Maxence Cordiez, Responsable des affaires publiques européennes au CEA
Jean-Michel Ruggieri, Chef de programme SMR au CEA
Stéphane Sarrade, Directeur des programmes énergie au CEA
Depuis quelques années dans le secteur nucléaire, la tendance observée est favorable aux petits réacteurs modulaires (dits SMR selon leur acronyme anglais « Small Modular Reactors »), parfois portés par des start-ups. De nombreux concepts de SMR fleurissent de par le monde, s’appuyant sur des technologies et des puissances très variées mettant en œuvre des réacteurs thermiques à eau légère. Les AMR (« Advanced Modular Reactors ») concernent quant à eux des concepts équivalents qui mettent en œuvre des réacteurs de 4e génération : réacteurs rapides à sodium, sels fondus ou haute température, avec un temps de déploiement plus long que celui des SMR.
SMR et AMR ont des puissances allant de quelques MW à quelques centaines de MW, et, avec une temporalité différente, visent une clientèle et des usages divers (communautés isolées, cogénération, remplacement de centrales à charbon de moyenne puissance…). Ces projets vont de concepts portés par une petite poignée d’ingénieurs et de communicants, dont la plupart ne se concrétiseront probablement jamais, à des réacteurs déjà en exploitation tels que les SMR embarqués à bord de la barge russe Akademik Lomonosov.
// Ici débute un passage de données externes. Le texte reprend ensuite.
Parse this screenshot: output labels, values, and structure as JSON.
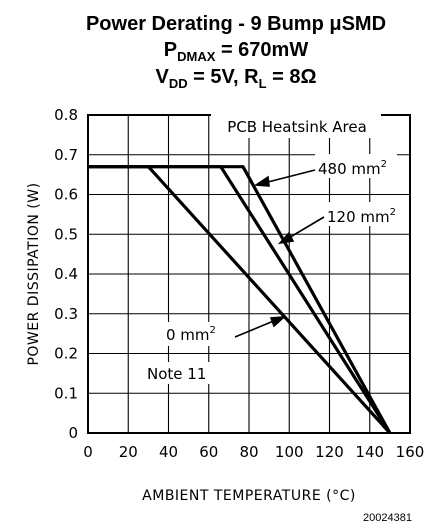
{
  "chart_data": {
    "type": "line",
    "title": {
      "line1": "Power Derating - 9 Bump μSMD",
      "line2_main": "P",
      "line2_sub": "DMAX",
      "line2_rest": " = 670mW",
      "line3_v": "V",
      "line3_v_sub": "DD",
      "line3_mid": " = 5V, R",
      "line3_r_sub": "L",
      "line3_rest": " = 8Ω"
    },
    "xlabel": "AMBIENT TEMPERATURE (°C)",
    "ylabel": "POWER DISSIPATION (W)",
    "xlim": [
      0,
      160
    ],
    "ylim": [
      0,
      0.8
    ],
    "x_ticks": [
      "0",
      "20",
      "40",
      "60",
      "80",
      "100",
      "120",
      "140",
      "160"
    ],
    "y_ticks": [
      "0",
      "0.1",
      "0.2",
      "0.3",
      "0.4",
      "0.5",
      "0.6",
      "0.7",
      "0.8"
    ],
    "grid": true,
    "legend_title": "PCB Heatsink Area",
    "series": [
      {
        "name": "480 mm²",
        "label_main": "480 mm",
        "label_sup": "2",
        "x": [
          0,
          77,
          150
        ],
        "y": [
          0.67,
          0.67,
          0
        ]
      },
      {
        "name": "120 mm²",
        "label_main": "120 mm",
        "label_sup": "2",
        "x": [
          0,
          66,
          150
        ],
        "y": [
          0.67,
          0.67,
          0
        ]
      },
      {
        "name": "0 mm²",
        "label_main": "0 mm",
        "label_sup": "2",
        "x": [
          0,
          30,
          150
        ],
        "y": [
          0.67,
          0.67,
          0
        ]
      }
    ],
    "note": "Note 11"
  },
  "figure_id": "20024381"
}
La France n’est pas en reste, EDF, le CEA, Technicatome, Naval Group et Framatome travaillant conjointement à un modèle de SMR pour la fin de la décennie. Cet article s’attachera à présenter les enjeux, l’intérêt, mais aussi les difficultés liées à la conception et au déploiement de SMR pour atteindre la neutralité carbone, tout en préservant notre sécurité énergétique.
Pourquoi des SMR ?
Comme l’a présenté récemment le gestionnaire du réseau électrique français RTE dans ses Futurs énergétiques 2050, atteindre la neutralité carbone nécessitera à la fois de réaliser d’importantes économies d’énergie par de l’efficacité voire de la sobriété, et d’augmenter le recours à l’électricité pour remplacer des usages actuellement servis par les combustibles fossiles. En effet, aujourd’hui, l’électricité compte pour 15 à 25 % du bouquet énergétique final selon les pays de l’Union européenne (25 % en France). Or, l’électricité est probablement le vecteur énergétique le plus aisé à décarboner. C’est pour cela que sa part dans le bouquet énergétique final devra croître pour atteindre la neutralité carbone (jusqu’à 50-60 % en France selon la stratégie nationale bas-carbone).
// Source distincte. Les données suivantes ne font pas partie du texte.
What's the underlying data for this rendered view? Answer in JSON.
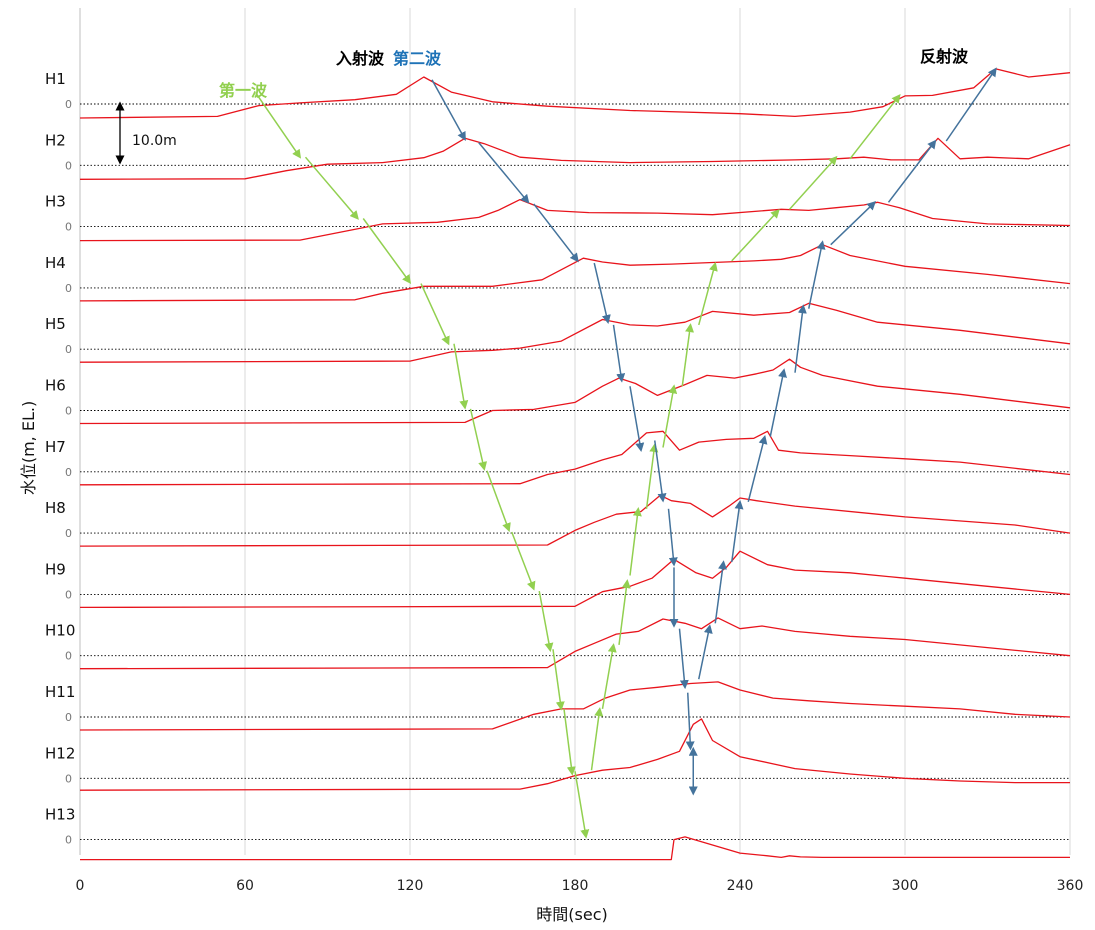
{
  "chart_data": {
    "type": "line",
    "xlabel": "時間(sec)",
    "ylabel": "水位(m, EL.)",
    "xlim": [
      0,
      360
    ],
    "x_ticks": [
      0,
      60,
      120,
      180,
      240,
      300,
      360
    ],
    "grid": true,
    "offset_unit_m": 10.0,
    "scale_bar_label": "10.0m",
    "baseline_label": "0",
    "colors": {
      "series": "#e8141c",
      "first_wave": "#92d050",
      "second_wave": "#44739c",
      "reflected": "#44739c",
      "baseline": "#000000",
      "grid": "#d9d9d9"
    },
    "annotations": [
      {
        "text": "入射波",
        "color": "#000000"
      },
      {
        "text": "第二波",
        "color": "#1f73b7"
      },
      {
        "text": "第一波",
        "color": "#92d050"
      },
      {
        "text": "反射波",
        "color": "#000000"
      }
    ],
    "series": [
      {
        "name": "H1",
        "x": [
          0,
          50,
          65,
          80,
          100,
          115,
          125,
          135,
          150,
          170,
          200,
          240,
          260,
          280,
          292,
          300,
          310,
          325,
          333,
          345,
          360
        ],
        "y": [
          -2.6,
          -2.3,
          -0.3,
          0.2,
          0.8,
          1.8,
          5.0,
          2.2,
          0.4,
          -0.4,
          -1.2,
          -1.8,
          -2.3,
          -1.5,
          -0.5,
          1.5,
          1.6,
          3.0,
          6.5,
          5.0,
          5.8
        ]
      },
      {
        "name": "H2",
        "x": [
          0,
          60,
          75,
          90,
          110,
          125,
          132,
          140,
          147,
          160,
          175,
          200,
          230,
          260,
          275,
          285,
          295,
          305,
          312,
          320,
          330,
          345,
          360
        ],
        "y": [
          -2.6,
          -2.5,
          -1.0,
          0.2,
          0.5,
          1.4,
          2.6,
          5.0,
          4.0,
          1.5,
          0.9,
          0.5,
          0.7,
          1.0,
          1.2,
          1.5,
          1.0,
          1.0,
          5.0,
          1.2,
          1.5,
          1.2,
          3.8
        ]
      },
      {
        "name": "H3",
        "x": [
          0,
          80,
          95,
          110,
          130,
          145,
          152,
          160,
          170,
          185,
          210,
          230,
          255,
          265,
          275,
          285,
          290,
          298,
          310,
          330,
          360
        ],
        "y": [
          -2.6,
          -2.5,
          -1.0,
          0.5,
          0.8,
          1.7,
          3.0,
          5.0,
          3.0,
          2.6,
          2.5,
          2.2,
          3.2,
          3.0,
          3.5,
          4.0,
          4.5,
          3.5,
          1.5,
          0.5,
          0.2
        ]
      },
      {
        "name": "H4",
        "x": [
          0,
          100,
          110,
          125,
          150,
          168,
          183,
          190,
          200,
          215,
          230,
          245,
          255,
          262,
          270,
          280,
          300,
          330,
          360
        ],
        "y": [
          -2.4,
          -2.2,
          -1.0,
          0.3,
          0.3,
          1.5,
          5.5,
          4.8,
          4.2,
          4.4,
          4.7,
          5.0,
          5.3,
          6.0,
          8.0,
          6.0,
          4.0,
          2.5,
          0.8
        ]
      },
      {
        "name": "H5",
        "x": [
          0,
          120,
          135,
          150,
          160,
          175,
          190,
          200,
          210,
          220,
          230,
          245,
          258,
          265,
          275,
          290,
          320,
          360
        ],
        "y": [
          -2.4,
          -2.2,
          -0.5,
          -0.2,
          0.2,
          1.5,
          5.5,
          4.5,
          4.3,
          5.0,
          7.0,
          6.3,
          6.8,
          8.5,
          7.2,
          5.0,
          3.5,
          1.0
        ]
      },
      {
        "name": "H6",
        "x": [
          0,
          140,
          150,
          165,
          180,
          190,
          196,
          202,
          210,
          220,
          228,
          238,
          246,
          252,
          258,
          262,
          270,
          290,
          320,
          360
        ],
        "y": [
          -2.4,
          -2.2,
          0.0,
          0.2,
          1.5,
          4.5,
          6.0,
          5.0,
          2.8,
          4.8,
          6.5,
          6.0,
          6.8,
          7.5,
          9.5,
          8.0,
          6.5,
          4.5,
          3.0,
          0.5
        ]
      },
      {
        "name": "H7",
        "x": [
          0,
          160,
          170,
          180,
          190,
          197,
          206,
          212,
          218,
          225,
          235,
          245,
          250,
          254,
          262,
          280,
          300,
          320,
          360
        ],
        "y": [
          -2.4,
          -2.2,
          -0.5,
          0.5,
          2.2,
          3.2,
          7.2,
          7.5,
          4.0,
          5.5,
          6.0,
          6.2,
          7.5,
          4.0,
          3.5,
          3.0,
          2.4,
          1.8,
          -0.5
        ]
      },
      {
        "name": "H8",
        "x": [
          0,
          170,
          180,
          187,
          195,
          204,
          211,
          215,
          222,
          230,
          236,
          240,
          246,
          260,
          300,
          340,
          360
        ],
        "y": [
          -2.4,
          -2.2,
          0.5,
          2.0,
          3.5,
          4.0,
          7.0,
          6.0,
          5.5,
          3.0,
          5.0,
          6.5,
          6.0,
          5.0,
          3.0,
          1.5,
          0.0
        ]
      },
      {
        "name": "H9",
        "x": [
          0,
          180,
          190,
          200,
          208,
          216,
          224,
          230,
          235,
          240,
          250,
          260,
          280,
          300,
          330,
          360
        ],
        "y": [
          -2.4,
          -2.2,
          0.5,
          1.5,
          3.0,
          6.5,
          4.0,
          3.0,
          5.0,
          8.0,
          5.5,
          4.5,
          4.0,
          3.0,
          1.5,
          0.0
        ]
      },
      {
        "name": "H10",
        "x": [
          0,
          170,
          180,
          188,
          195,
          203,
          212,
          220,
          226,
          232,
          240,
          248,
          260,
          280,
          300,
          330,
          360
        ],
        "y": [
          -2.4,
          -2.2,
          0.8,
          2.5,
          4.0,
          4.5,
          6.8,
          6.0,
          5.0,
          7.0,
          5.0,
          5.5,
          4.5,
          3.6,
          3.0,
          1.5,
          0.0
        ]
      },
      {
        "name": "H11",
        "x": [
          0,
          150,
          165,
          175,
          183,
          191,
          200,
          210,
          222,
          232,
          240,
          252,
          265,
          280,
          300,
          320,
          340,
          360
        ],
        "y": [
          -2.4,
          -2.2,
          0.5,
          1.5,
          1.5,
          3.5,
          5.0,
          5.5,
          6.2,
          6.5,
          5.0,
          3.5,
          3.0,
          2.5,
          2.0,
          1.5,
          0.5,
          0.0
        ]
      },
      {
        "name": "H12",
        "x": [
          0,
          160,
          170,
          180,
          190,
          200,
          210,
          218,
          223,
          226,
          230,
          240,
          260,
          280,
          300,
          320,
          340,
          360
        ],
        "y": [
          -2.2,
          -2.0,
          -1.0,
          0.5,
          1.5,
          2.0,
          3.5,
          5.0,
          10.0,
          11.0,
          7.0,
          4.0,
          1.8,
          0.8,
          0.0,
          -0.5,
          -0.8,
          -0.8
        ]
      },
      {
        "name": "H13",
        "x": [
          0,
          215,
          216,
          220,
          230,
          240,
          250,
          255,
          258,
          262,
          270,
          300,
          330,
          360
        ],
        "y": [
          -3.7,
          -3.7,
          0.0,
          0.5,
          -1.0,
          -2.5,
          -3.0,
          -3.3,
          -3.0,
          -3.2,
          -3.3,
          -3.3,
          -3.3,
          -3.3
        ]
      }
    ]
  }
}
Pour atteindre ces objectifs, l’Union européenne devra s’appuyer sur toutes les énergies bas-carbone à sa disposition, ce qui inclut la première d’entre elles (en Europe du moins) : l’énergie nucléaire. Cependant, de nombreuses limites affectent l’offre actuelle de réacteurs, allant de la moyenne à la grande puissance. On mentionnera notamment la spécificité des grands réacteurs, conçus sur mesure pour leur site d’implantation et pour des réseaux électriques adaptés, ainsi que le coût du capital.
Il est en effet difficile pour de nombreux États (sans même parler d’acteurs privés) de financer de grands réacteurs coûtant plusieurs milliards d’euros, dont la construction peut durer jusqu’à 10 ans (ce qui repousse d’autant le début du retour sur investissement).
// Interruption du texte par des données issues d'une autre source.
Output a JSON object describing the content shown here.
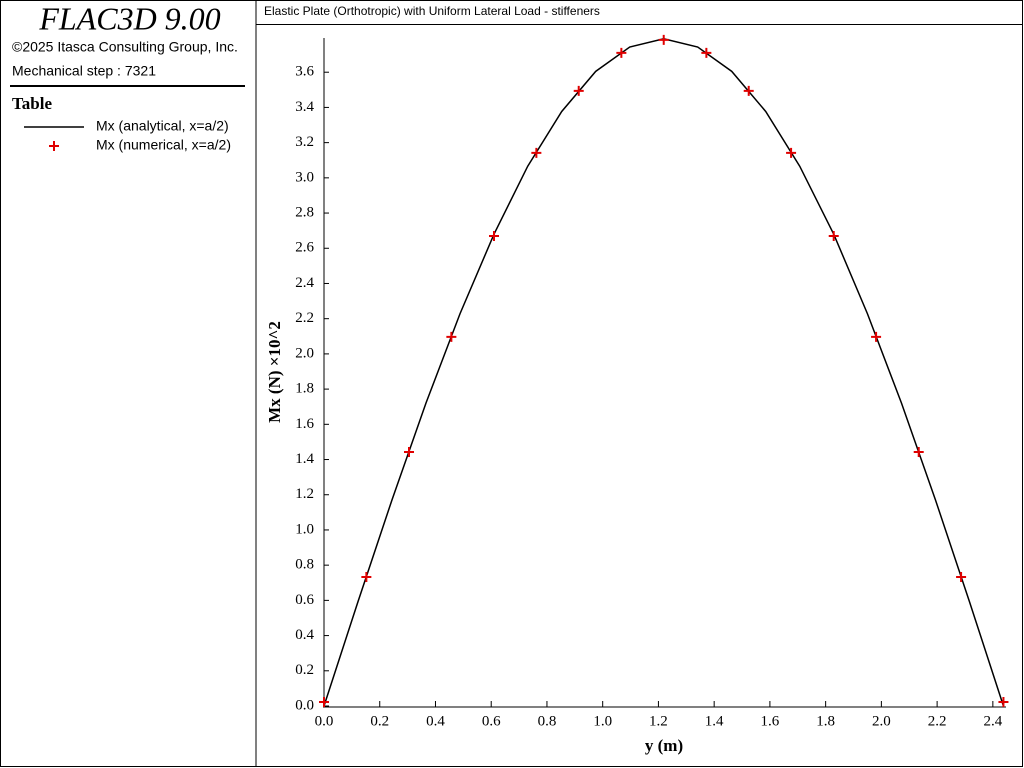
{
  "sidebar": {
    "program": "FLAC3D 9.00",
    "copyright": "©2025 Itasca Consulting Group, Inc.",
    "step": "Mechanical step : 7321",
    "legend_title": "Table"
  },
  "chart_data": {
    "type": "line",
    "title": "Elastic Plate (Orthotropic) with Uniform Lateral Load - stiffeners",
    "xlabel": "y (m)",
    "ylabel": "Mx (N) ×10^2",
    "xlim": [
      0,
      2.44
    ],
    "ylim": [
      0,
      3.8
    ],
    "xticks": [
      {
        "value": 0,
        "label": "0.0"
      },
      {
        "value": 0.2,
        "label": "0.2"
      },
      {
        "value": 0.4,
        "label": "0.4"
      },
      {
        "value": 0.6,
        "label": "0.6"
      },
      {
        "value": 0.8,
        "label": "0.8"
      },
      {
        "value": 1,
        "label": "1.0"
      },
      {
        "value": 1.2,
        "label": "1.2"
      },
      {
        "value": 1.4,
        "label": "1.4"
      },
      {
        "value": 1.6,
        "label": "1.6"
      },
      {
        "value": 1.8,
        "label": "1.8"
      },
      {
        "value": 2,
        "label": "2.0"
      },
      {
        "value": 2.2,
        "label": "2.2"
      },
      {
        "value": 2.4,
        "label": "2.4"
      }
    ],
    "yticks": [
      {
        "value": 0,
        "label": "0.0"
      },
      {
        "value": 0.2,
        "label": "0.2"
      },
      {
        "value": 0.4,
        "label": "0.4"
      },
      {
        "value": 0.6,
        "label": "0.6"
      },
      {
        "value": 0.8,
        "label": "0.8"
      },
      {
        "value": 1,
        "label": "1.0"
      },
      {
        "value": 1.2,
        "label": "1.2"
      },
      {
        "value": 1.4,
        "label": "1.4"
      },
      {
        "value": 1.6,
        "label": "1.6"
      },
      {
        "value": 1.8,
        "label": "1.8"
      },
      {
        "value": 2,
        "label": "2.0"
      },
      {
        "value": 2.2,
        "label": "2.2"
      },
      {
        "value": 2.4,
        "label": "2.4"
      },
      {
        "value": 2.6,
        "label": "2.6"
      },
      {
        "value": 2.8,
        "label": "2.8"
      },
      {
        "value": 3,
        "label": "3.0"
      },
      {
        "value": 3.2,
        "label": "3.2"
      },
      {
        "value": 3.4,
        "label": "3.4"
      },
      {
        "value": 3.6,
        "label": "3.6"
      }
    ],
    "series": [
      {
        "name": "Mx (analytical, x=a/2)",
        "type": "line",
        "color": "#000000",
        "x": [
          0,
          0.122,
          0.244,
          0.366,
          0.488,
          0.61,
          0.731,
          0.853,
          0.975,
          1.097,
          1.219,
          1.341,
          1.463,
          1.585,
          1.707,
          1.829,
          1.95,
          2.072,
          2.194,
          2.316,
          2.438
        ],
        "values": [
          0,
          0.593,
          1.171,
          1.721,
          2.228,
          2.68,
          3.066,
          3.377,
          3.605,
          3.743,
          3.79,
          3.743,
          3.605,
          3.377,
          3.066,
          2.68,
          2.228,
          1.721,
          1.171,
          0.593,
          0
        ]
      },
      {
        "name": "Mx (numerical, x=a/2)",
        "type": "scatter",
        "color": "#e00000",
        "x": [
          0,
          0.152,
          0.305,
          0.457,
          0.61,
          0.762,
          0.914,
          1.067,
          1.219,
          1.372,
          1.524,
          1.676,
          1.829,
          1.981,
          2.134,
          2.286,
          2.438
        ],
        "values": [
          0.023,
          0.733,
          1.443,
          2.097,
          2.67,
          3.142,
          3.494,
          3.71,
          3.784,
          3.71,
          3.494,
          3.142,
          2.67,
          2.097,
          1.443,
          0.733,
          0.023
        ]
      }
    ]
  }
}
Une autre limite de ces réacteurs est que, s’ils sont particulièrement adaptés pour produire massivement de l’électricité à prix compétitif à la demande, ils sont moins adaptés à la co-génération : il serait difficile et peu pertinent d’implanter un EPR de 1650 MW à côté d’une agglomération pour faire de la cogénération d’électricité et de chaleur urbaine, par exemple.
Les SMR, qu’est-ce que c’est ?
C’est à partir des constats précédents qu’est née l’idée de concevoir des réacteurs modulaires de faible puissance afin de compléter l’offre actuelle. L’objectif est de proposer des réacteurs de petite taille (de quelques MW à quelques centaines de MW) dont la plupart des composants sont assemblés en usine afin de minimiser le nombre d’opérations à réaliser sur site à la construction : cela permet d’accélérer la construction, et de réduire le risque de dérapage des chantiers en les simplifiant. Ces réacteurs plus petits (et moins coûteux à l’unité) seraient plus faciles à financer et plus rapides à construire. Plus petits, ils seraient également plus adaptés à des applications de cogénération au plus près des lieux de consommation, ce qui intéresse certaines régions : électricité et chaleur urbaine pour la Finlande, électricité, chaleur industrielle et hydrogène pour la Pologne, etc.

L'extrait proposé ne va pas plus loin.